Monday, June 21, 2010

late night experiment

About nine months ago, I met a local woman with similar interests and she suggested I come over some evening, with River and Mark, for pizza and a movie. I agreed and we tried to coordinate. It took nine months to finally set a date that worked for us both.

In that time, it became less easy to lug a portable crib around and let River get a few hours sleep. He tends to talk to himself for a while upon going down. If we wake him up after an hour or two, it’s painful, both for him and for us.

So I decided to skip the bed accessories and just let him stay up a bit late. We were meeting at 7 and agreed that if we decided to do a movie, we’d go back to our place for that and River could go to bed. I forgot that these friends have European and South American backgrounds, which meant that a simple dinner (without movie) took four hours. At 11 p.m., River came over and put his head on my shoulder and we gobbled down our dessert so that we could leave.

He had a great time and did remarkably well until 11. He was excited and happy and cheerful.
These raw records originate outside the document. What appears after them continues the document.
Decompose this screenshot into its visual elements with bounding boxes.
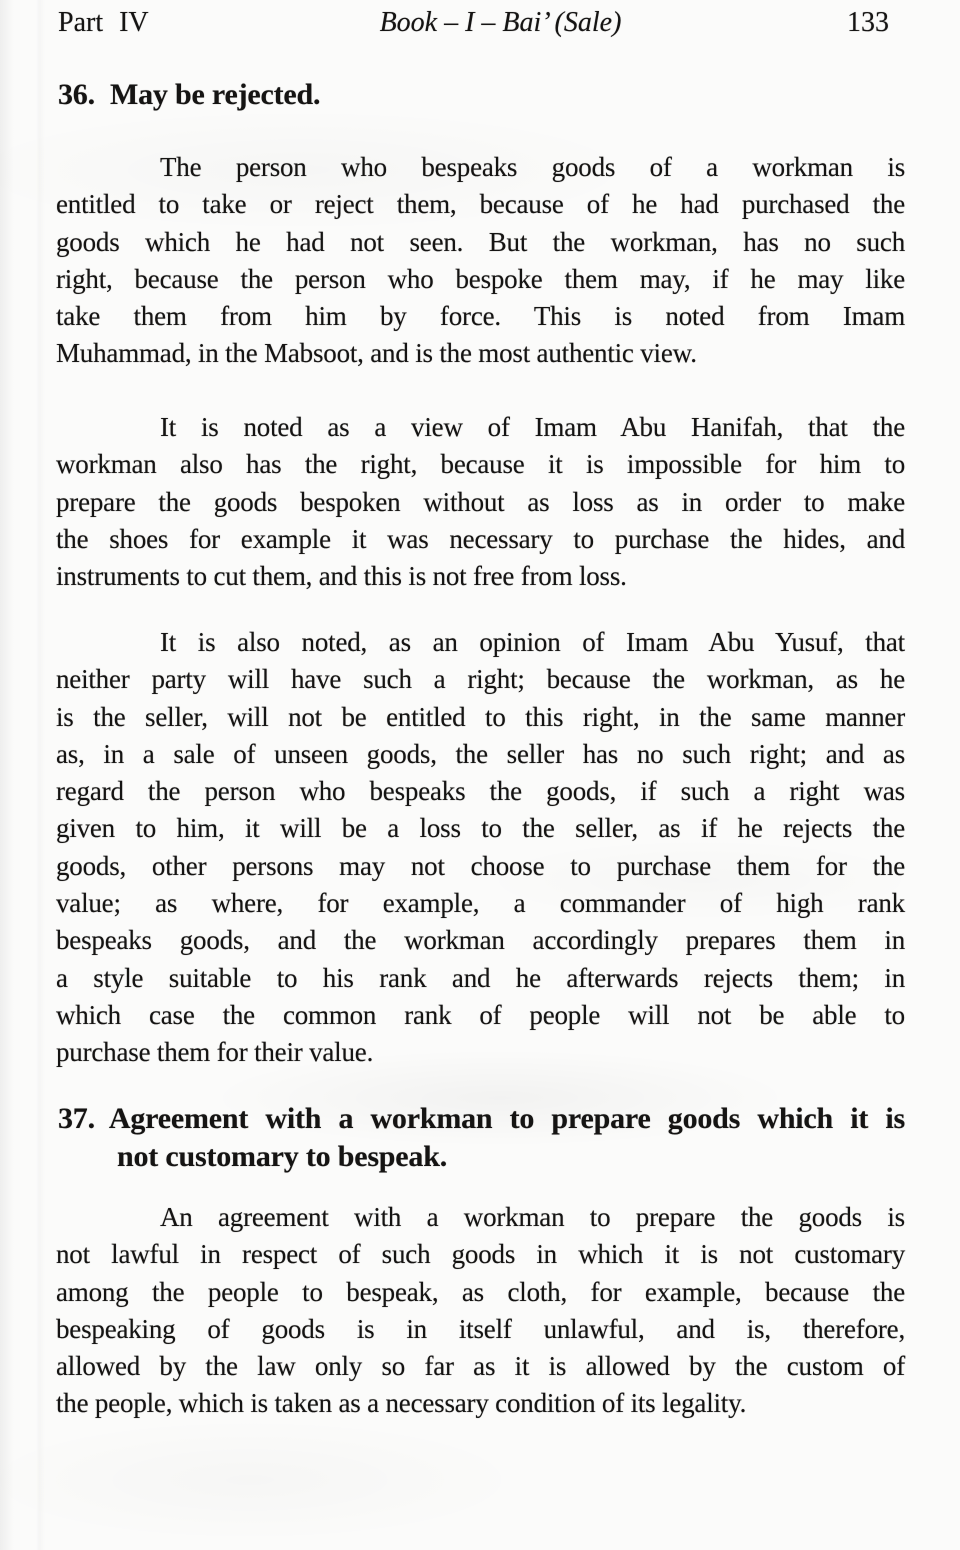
text-line: instruments to cut them, and this is not free from loss. (56, 561, 627, 592)
text-line: allowed by the law only so far as it is allowed by the custom of (56, 1351, 905, 1382)
header-book-title: Book – I – Bai’ (Sale) (379, 7, 622, 38)
section-title: Agreement with a workman to prepare goods which it is (108, 1102, 905, 1135)
paragraph (56, 409, 905, 595)
text-line: value; as where, for example, a commander of high rank (56, 888, 905, 919)
section-heading-37 (58, 1100, 905, 1176)
text-line: as, in a sale of unseen goods, the seller has no such right; and as (56, 738, 905, 769)
paragraph (56, 624, 905, 1072)
text-line: goods which he had not seen. But the workman, has no such (56, 226, 905, 257)
text-line: take them from him by force. This is noted from Imam (56, 301, 905, 332)
paragraph (56, 149, 905, 373)
section-heading-36 (58, 76, 905, 114)
text-line: bespeaking of goods is in itself unlawful, and is, therefore, (56, 1313, 905, 1344)
text-line: It is also noted, as an opinion of Imam Abu Yusuf, that (160, 627, 905, 657)
running-header (58, 6, 905, 40)
text-line: bespeaks goods, and the workman accordingly prepares them in (56, 925, 905, 956)
header-page-number: 133 (847, 7, 889, 38)
text-line: regard the person who bespeaks the goods, if such a right was (56, 776, 905, 807)
section-title-line (58, 1100, 905, 1138)
section-number: 36. (58, 78, 95, 111)
text-line: given to him, it will be a loss to the seller, as if he rejects the (56, 813, 905, 844)
text-line: the shoes for example it was necessary to purchase the hides, and (56, 523, 905, 554)
text-line: which case the common rank of people will not be able to (56, 999, 905, 1030)
text-line: purchase them for their value. (56, 1037, 374, 1068)
section-title-line: not customary to bespeak. (117, 1140, 447, 1173)
text-line: prepare the goods bespoken without as loss as in order to make (56, 486, 905, 517)
text-line: entitled to take or reject them, because of he had purchased the (56, 189, 905, 220)
text-line: workman also has the right, because it is impossible for him to (56, 449, 905, 480)
section-title: May be rejected. (110, 78, 321, 111)
header-part-label: Part IV (58, 7, 149, 38)
text-line: Muhammad, in the Mabsoot, and is the most authentic view. (56, 338, 697, 369)
text-line: The person who bespeaks goods of a workman is (160, 152, 905, 182)
text-line: the people, which is taken as a necessary condition of its legality. (56, 1388, 747, 1419)
text-line: not lawful in respect of such goods in which it is not customary (56, 1239, 905, 1270)
text-line: neither party will have such a right; because the workman, as he (56, 664, 905, 695)
text-line: is the seller, will not be entitled to this right, in the same manner (56, 701, 905, 732)
text-line: among the people to bespeak, as cloth, for example, because the (56, 1276, 905, 1307)
text-line: It is noted as a view of Imam Abu Hanifah, that the (160, 412, 905, 442)
text-line: goods, other persons may not choose to purchase them for the (56, 850, 905, 881)
text-line: An agreement with a workman to prepare the goods is (160, 1202, 905, 1232)
text-line: a style suitable to his rank and he afterwards rejects them; in (56, 962, 905, 993)
paragraph (56, 1199, 905, 1423)
section-number: 37. (58, 1102, 95, 1135)
text-line: right, because the person who bespoke them may, if he may like (56, 263, 905, 294)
We were glad to see that he was flexible and that he could enjoy a late night out like the little Spanish children we’d been around recently.
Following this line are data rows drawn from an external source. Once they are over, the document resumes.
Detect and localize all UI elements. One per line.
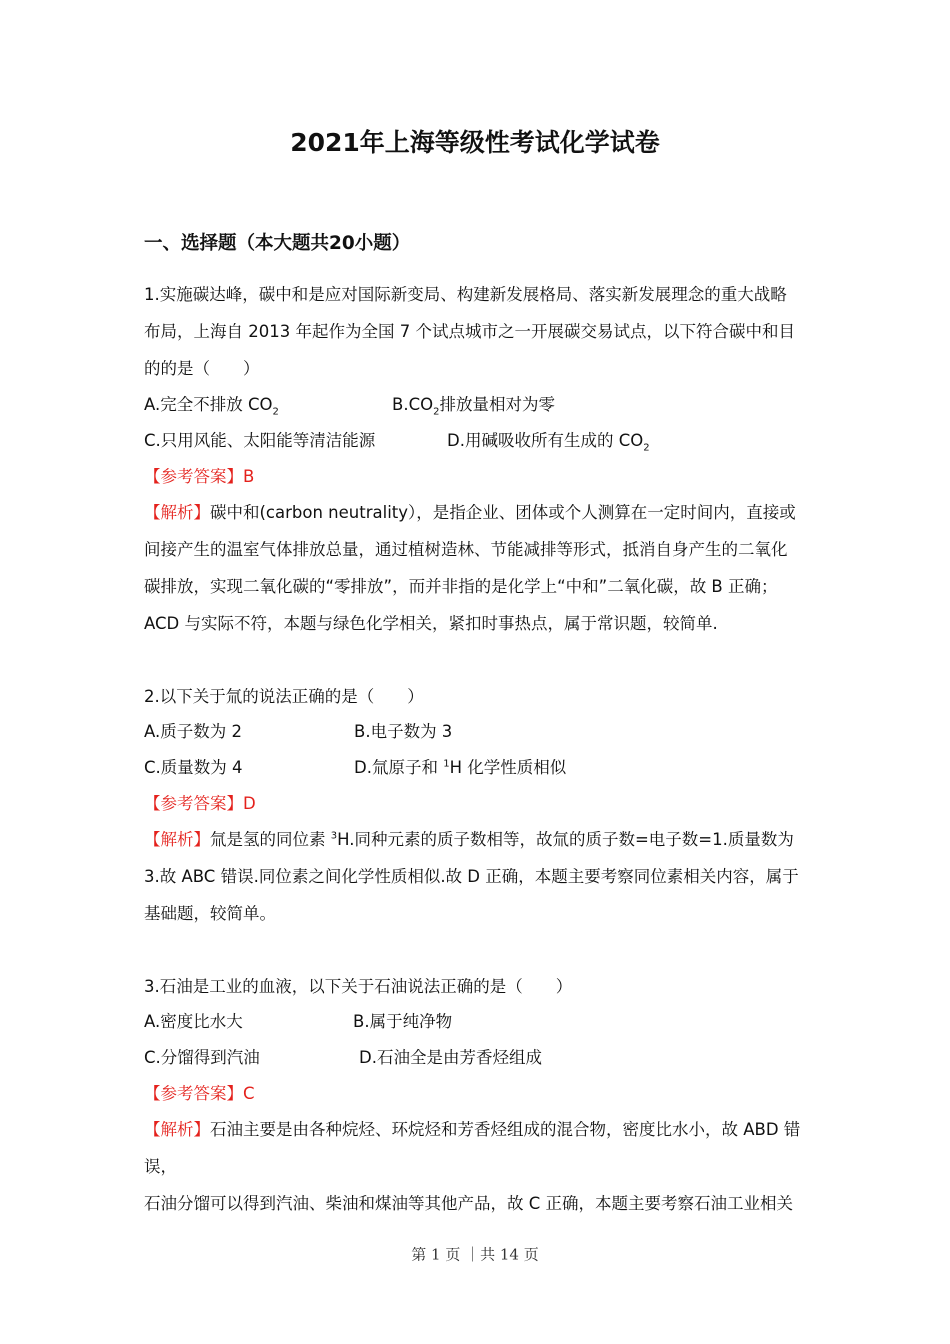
- option-text: D.氚原子和: [354, 758, 444, 777]
- option-text: D.用碱吸收所有生成的 CO: [447, 431, 644, 450]
- q2-analysis-line: 3.故 ABC 错误.同位素之间化学性质相似.故 D 正确，本题主要考察同位素相关内容，属于: [144, 867, 799, 886]
- q3-analysis-line: [144, 1119, 800, 1141]
- answer-label: 【参考答案】: [144, 1084, 243, 1103]
- q2-option-d: [354, 757, 566, 779]
- answer-value: B: [243, 467, 255, 486]
- section-heading: 一、选择题（本大题共20小题）: [144, 233, 411, 254]
- analysis-text: 氚是氢的同位素: [210, 830, 331, 849]
- option-text: 排放量相对为零: [439, 395, 555, 414]
- q1-stem-line: 的的是（ ）: [144, 359, 260, 378]
- answer-label: 【参考答案】: [144, 794, 243, 813]
- q1-option-b: [392, 394, 555, 416]
- q1-option-c: C.只用风能、太阳能等清洁能源: [144, 431, 376, 450]
- q3-analysis-line: 误，: [144, 1157, 177, 1176]
- q3-option-c: C.分馏得到汽油: [144, 1048, 260, 1067]
- answer-label: 【参考答案】: [144, 467, 243, 486]
- q1-stem-line: 布局，上海自 2013 年起作为全国 7 个试点城市之一开展碳交易试点，以下符合碳中和目: [144, 322, 795, 341]
- subscript: 2: [643, 442, 650, 454]
- q1-answer: [144, 466, 254, 488]
- analysis-label: 【解析】: [144, 1120, 210, 1139]
- analysis-text: H.同种元素的质子数相等，故氚的质子数=电子数=1.质量数为: [337, 830, 794, 849]
- q2-analysis-line: 基础题，较简单。: [144, 904, 276, 923]
- q3-answer: [144, 1083, 255, 1105]
- analysis-text: 石油主要是由各种烷烃、环烷烃和芳香烃组成的混合物，密度比水小，故 ABD 错: [210, 1120, 801, 1139]
- q3-option-b: B.属于纯净物: [353, 1012, 453, 1031]
- analysis-label: 【解析】: [144, 830, 210, 849]
- q2-analysis-line: [144, 829, 794, 851]
- q3-option-a: A.密度比水大: [144, 1012, 243, 1031]
- q2-stem: 2.以下关于氚的说法正确的是（ ）: [144, 687, 424, 706]
- q2-answer: [144, 793, 256, 815]
- option-text: B.CO: [392, 395, 434, 414]
- superscript: 3: [330, 830, 338, 842]
- page-footer: 第 1 页 ｜共 14 页: [411, 1245, 539, 1264]
- q2-option-a: A.质子数为 2: [144, 722, 242, 741]
- option-text: H 化学性质相似: [449, 758, 567, 777]
- q1-option-a: [144, 394, 279, 416]
- superscript: 1: [443, 758, 450, 770]
- analysis-text: 碳中和(carbon neutrality），是指企业、团体或个人测算在一定时间内，直接或: [210, 503, 796, 522]
- q1-option-d: [447, 430, 650, 452]
- q3-analysis-line: 石油分馏可以得到汽油、柴油和煤油等其他产品，故 C 正确，本题主要考察石油工业相关: [144, 1194, 794, 1213]
- q2-option-c: C.质量数为 4: [144, 758, 243, 777]
- document-title: 2021年上海等级性考试化学试卷: [290, 128, 660, 157]
- subscript: 2: [272, 406, 279, 418]
- q1-analysis-line: 碳排放，实现二氧化碳的“零排放”，而并非指的是化学上“中和”二氧化碳，故 B 正确；: [144, 577, 778, 596]
- answer-value: C: [243, 1084, 255, 1103]
- answer-value: D: [243, 794, 256, 813]
- analysis-label: 【解析】: [144, 503, 210, 522]
- q1-analysis-line: ACD 与实际不符，本题与绿色化学相关，紧扣时事热点，属于常识题，较简单.: [144, 614, 718, 633]
- q1-stem-line: 1.实施碳达峰，碳中和是应对国际新变局、构建新发展格局、落实新发展理念的重大战略: [144, 285, 787, 304]
- q3-stem: 3.石油是工业的血液，以下关于石油说法正确的是（ ）: [144, 977, 573, 996]
- q1-analysis-line: [144, 502, 796, 524]
- subscript: 2: [433, 406, 440, 418]
- option-text: A.完全不排放 CO: [144, 395, 273, 414]
- q2-option-b: B.电子数为 3: [354, 722, 453, 741]
- q3-option-d: D.石油全是由芳香烃组成: [359, 1048, 542, 1067]
- q1-analysis-line: 间接产生的温室气体排放总量，通过植树造林、节能减排等形式，抵消自身产生的二氧化: [144, 540, 788, 559]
But it was definitely not easy to get over and took a full day or two to readjust. Maybe it would have helped if I hadn’t waken him at 8 the next morning. But I didn’t want to skip our planned bike ride. He was tired when he woke up and exhausted by noon. When I took him to a park, he ran over to the equipment, but then didn’t go down even a single slide. I think he was too tired.

It wasn’t until the following day that he was more or less back to normal, but we saw the effect that even one night of short sleep had on his ability to function. It’s nice to know we can have a fun night every so often. But I think we’ll save that for extraordinary cases. He is a little boy and he needs his sleep.

School lunches

I wrote recently about how I was pretty appalled seeing what the kids were eating out of their brown bags at a visit to the zoo. This blog shows what they might be eating on a school day and is a fascinating read. Scroll down to the peanut butter "sandwich" lunch. Unbelievable.

Somehow, I remember school lunches as being good. Perhaps it was because I usually wasn’t allowed to buy them and because the lunches my mom packed were both healthy and not sufficiently filling. The school lunch was like a smorgasboard, a big treat to me. I remember greasy tacos with crunchy corn shells, apple cobbler – yes, perhaps it was the unhealthiness that appealed to me.

I remember in high school, where we were given the option of an a la carte snack line, myself and many other teens fed themselves the most nutritious lunch of a salted soft pretzel and soft serve ice cream/yogurt (not sure what it was). Thank goodness I was really active in high school, because between that and my incessant candy bar sales (which I snacked on constantly), I really could have packed on the pounds.

I don’t know what lunches are like at our local schools. We’re still several years off from experiencing them. Part of me thinks there is enough of a health and eco-conscious community that they might not be so bad. I’ve definitely seen signs of activism among parents of local schoolchildren. However, at church, where the congregation is also very eco-conscious and supportive of people’s nutritional choices, River regularly gets goldfish and juice boxes as a snack. I don’t really mind since it’s only once a week. But boy do I hope his school lunches don’t look like the ones on this blog. I’m already dreading packing a preschool lunch one day a week. I really don’t want to have to do it daily.

Thursday, June 17, 2010

More toxic stuff

Lead in juice boxes and canned fruit:

Luckily, I’ve never bought River juice, so I don’t have to worry too much about this one. Hopefully, the very occasional canned fruit and/or juice box he has received outside the home are infrequent enough to not worry about either. I really don’t need anything else to stress about right now.